Tuesday, August 28, 2007

Ranganathittu- An Abode of Winged Marvels

Nature’s canvas sprinkled with a medley of enchanting colours, right from God’s own palette; It is by no means a flight of my fancy, but a reality! Ranganathittu, a tiny sanctuary on the banks of the Cauvery river is an avian paradise and a bird-watcher’s delight!

Several small islets in the river, surrounded by dense shrubs, bushes and trees make it an ideal place for several local and migratory birds for nesting and breeding.

Visiting Ranganathittu

The early bird gets his worm in Ranganathittu! The earlier you reach, the better it is! Being a nature lover’s haven does not dissuade the other variety of ‘bird-watchers’, the typical ‘picnic’ families (with noisy children, lunch boxes, music systems et al) or the endemic urban couple in pursuit of some privacy to stumble upon this place! Hence, it is advisable for serious bird-watchers to visit the sanctuary early for some rewarding experience. A boat ride in the river along-side the islets and bushes, gives you an incredibly close view of the birds, their nests, eggs and chicks! Most of the local boat-men double up as guides too, but allow them to regale you with their tales at your own risk!

Feathered Delight

Birds of the same feather do not flock at Ranganathittu! In fact a multitude of avian species ranging from local inhabitants to visitors from as far as Siberia and Australia uncannily alight here year after year! Some of the exotic species of birds that we could see on our visit in February 2007, were painted storks, spoonbills, open bill storks, darters, white Ibis, little cormorants, , partridge, river tern, stone plougher, egret, heron and snake birds. It was the peak of the breeding season and the birds displayed their astonishingly colourful plummage much to our delight!

It was an amazing experience to watch painted storks sunbathing, precariously perched on tree-tops with their wings spread. Scientifically, such spread-wing postures are thought to be adopted for wing drying, thermoregulation, realigning of feathers or for easy removal of pests. But to my urbane mind, they seemed to emulate a svelte model gently lifting up her lacy skirt to reveal her slender legs!
Was it a social display for courtship?

A river tern and her two cute chicks were seen on the rocks soaking in the warmth of the early sunrays. As soon as our boat passed close by, roused by her unerring motherly instincts, mother Tern gave us a stern warning to stay away!

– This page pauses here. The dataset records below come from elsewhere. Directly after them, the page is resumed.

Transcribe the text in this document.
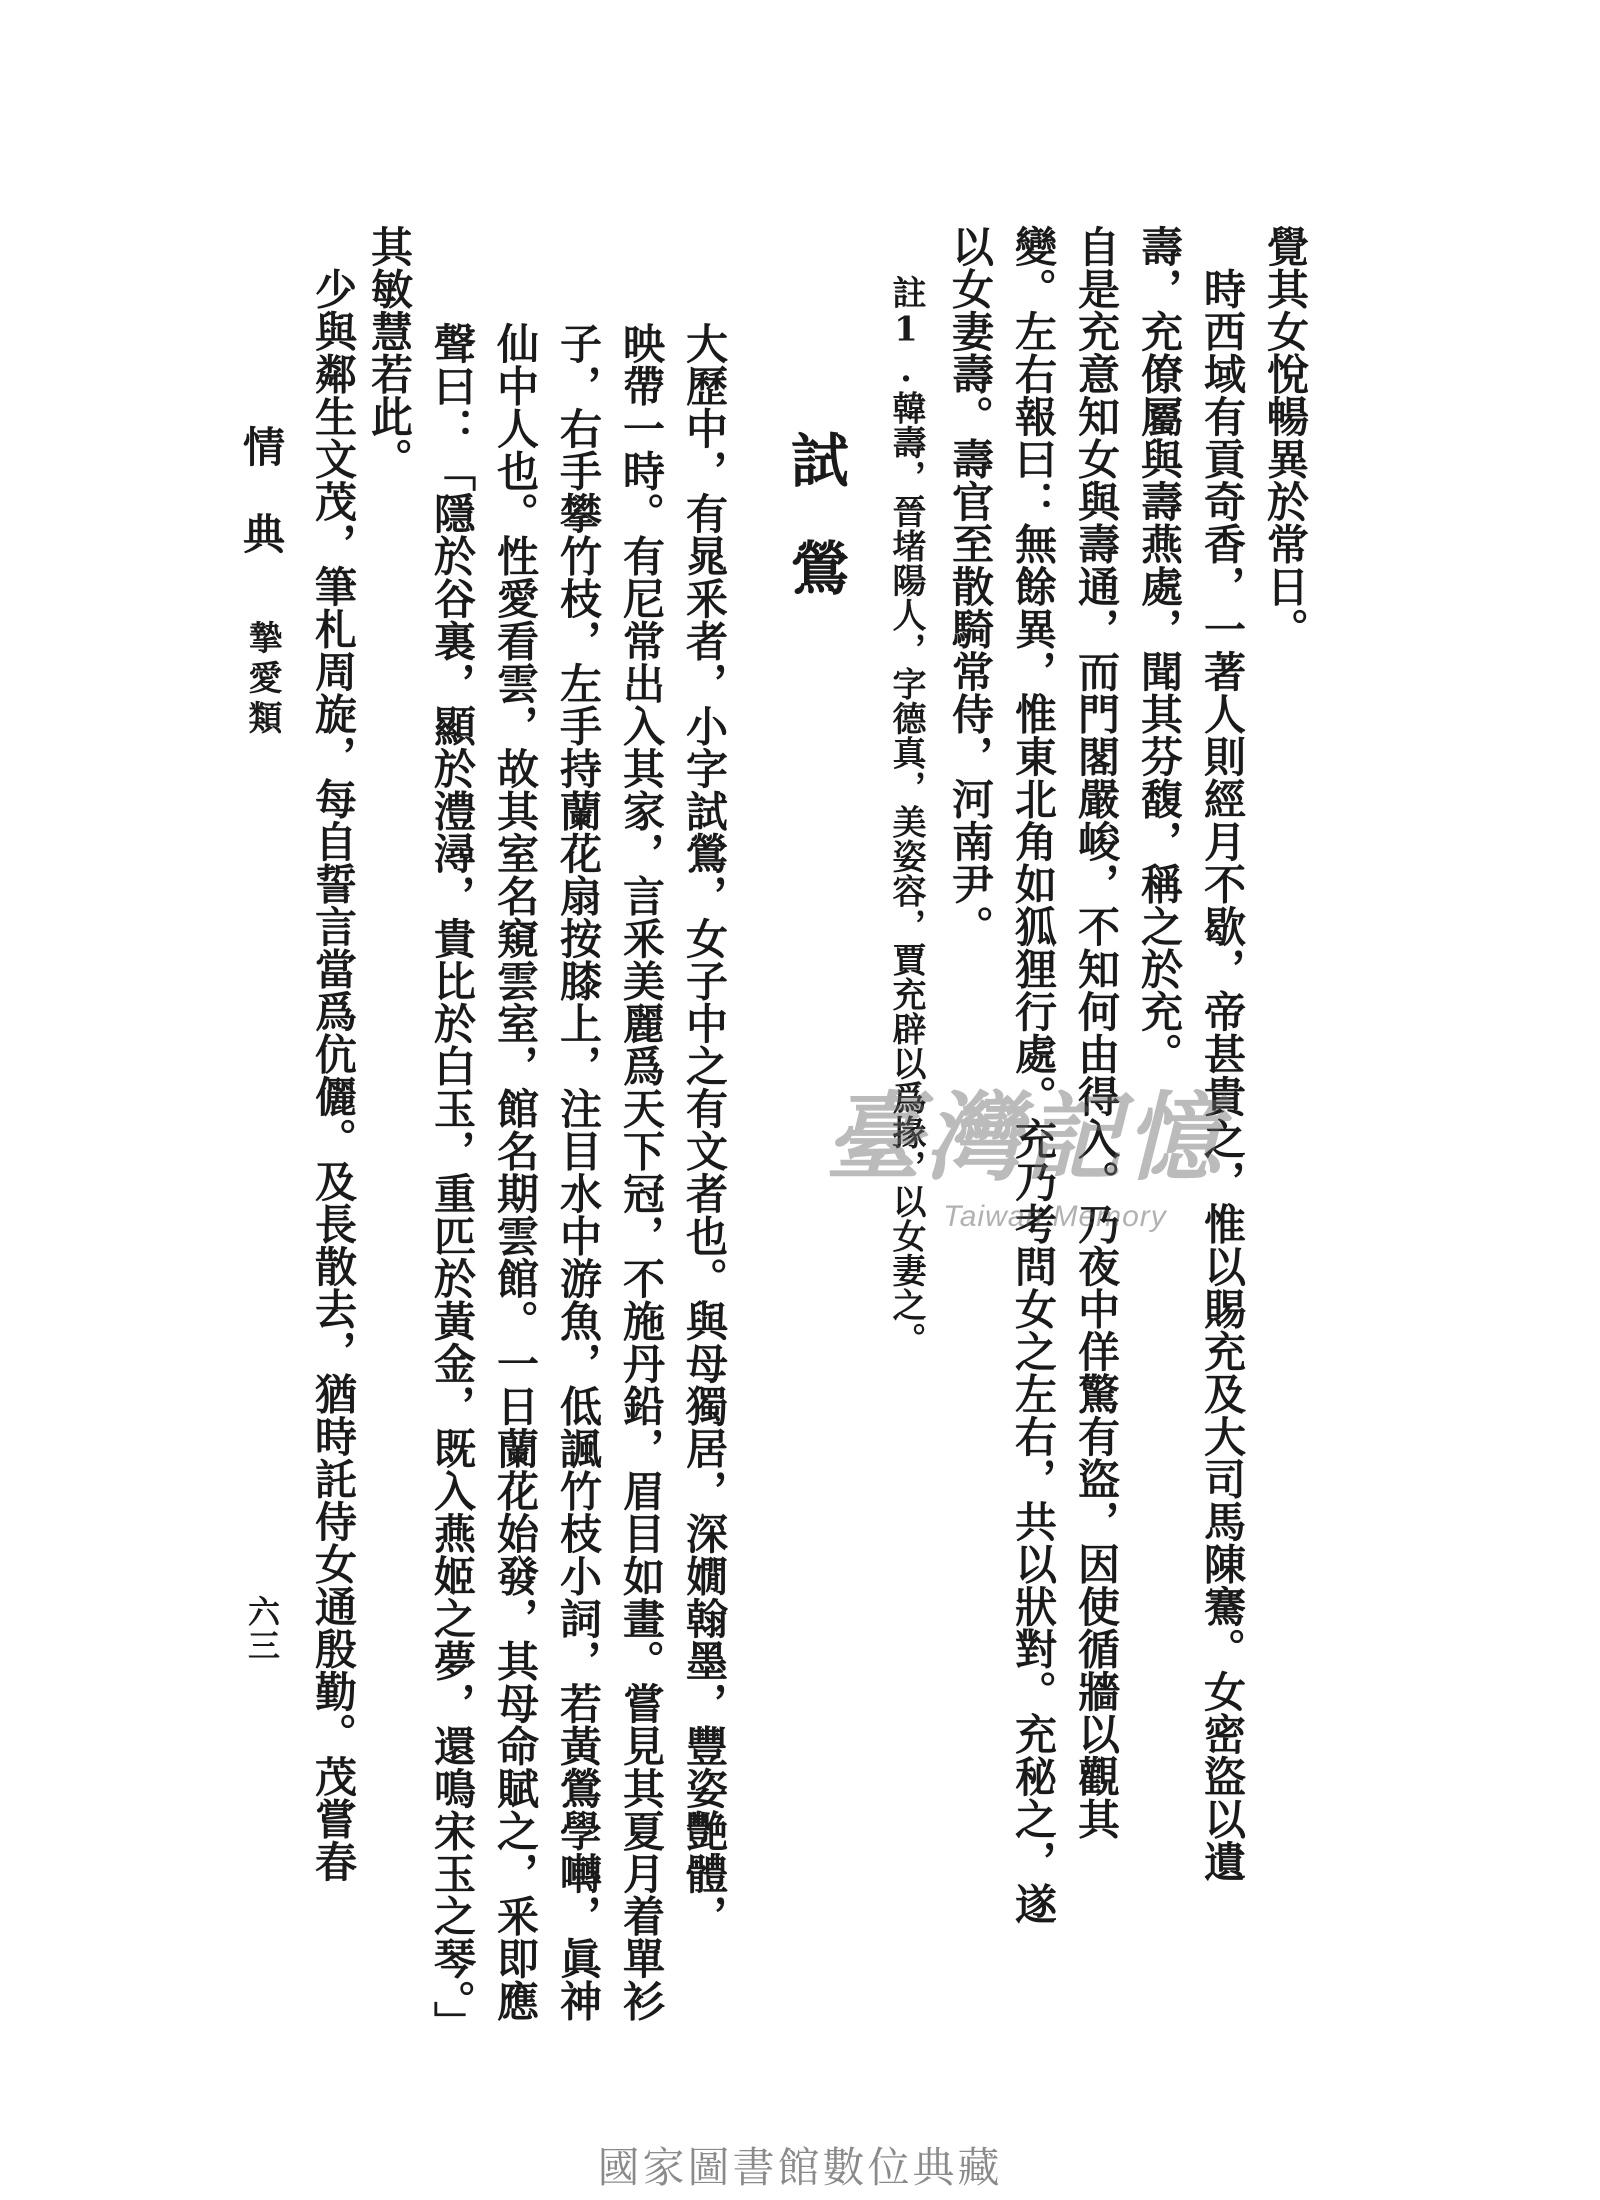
覺其女悅暢異於常日。
　時西域有貢奇香，一著人則經月不歇，帝甚貴之，惟以賜充及大司馬陳騫。女密盜以遺
壽，充僚屬與壽燕處，聞其芬馥，稱之於充。
自是充意知女與壽通，而門閣嚴峻，不知何由得入。乃夜中佯驚有盜，因使循牆以觀其
變。左右報曰：無餘異，惟東北角如狐狸行處。充乃考問女之左右，共以狀對。充秘之，遂
以女妻壽。壽官至散騎常侍，河南尹。
註1.韓壽，晉堵陽人，字德真，美姿容，賈充辟以爲掾，以女妻之。
試鶯
大歷中，有晁釆者，小字試鶯，女子中之有文者也。與母獨居，深嫺翰墨，豐姿艷體，
映帶一時。有尼常出入其家，言釆美麗爲天下冠，不施丹鉛，眉目如畫。嘗見其夏月着單衫
子，右手攀竹枝，左手持蘭花扇按膝上，注目水中游魚，低諷竹枝小詞，若黃鶯學囀，眞神
仙中人也。性愛看雲，故其室名窺雲室，館名期雲館。一日蘭花始發，其母命賦之，釆即應
聲曰：「隱於谷裏，顯於澧潯，貴比於白玉，重匹於黃金，既入燕姬之夢，還鳴宋玉之琴。」
其敏慧若此。
　少與鄰生文茂，筆札周旋，每自誓言當爲伉儷。及長散去，猶時託侍女通殷勤。茂嘗春
情典
摯愛類
六三
臺灣記憶
Taiwan Memory
國家圖書館數位典藏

It was an eerie sight to observe several bats (Indian Flying Fox) hanging from trees at the sanctuary. We encountered several crocodiles( Indian marsh crocodile), some of them lazily sunbathing on the rocks, with sinister jaws wide open. However, our boatman assured us that the river was too full of nutritious fish, for the crocs to even throw a second glance at skinny homosapiens!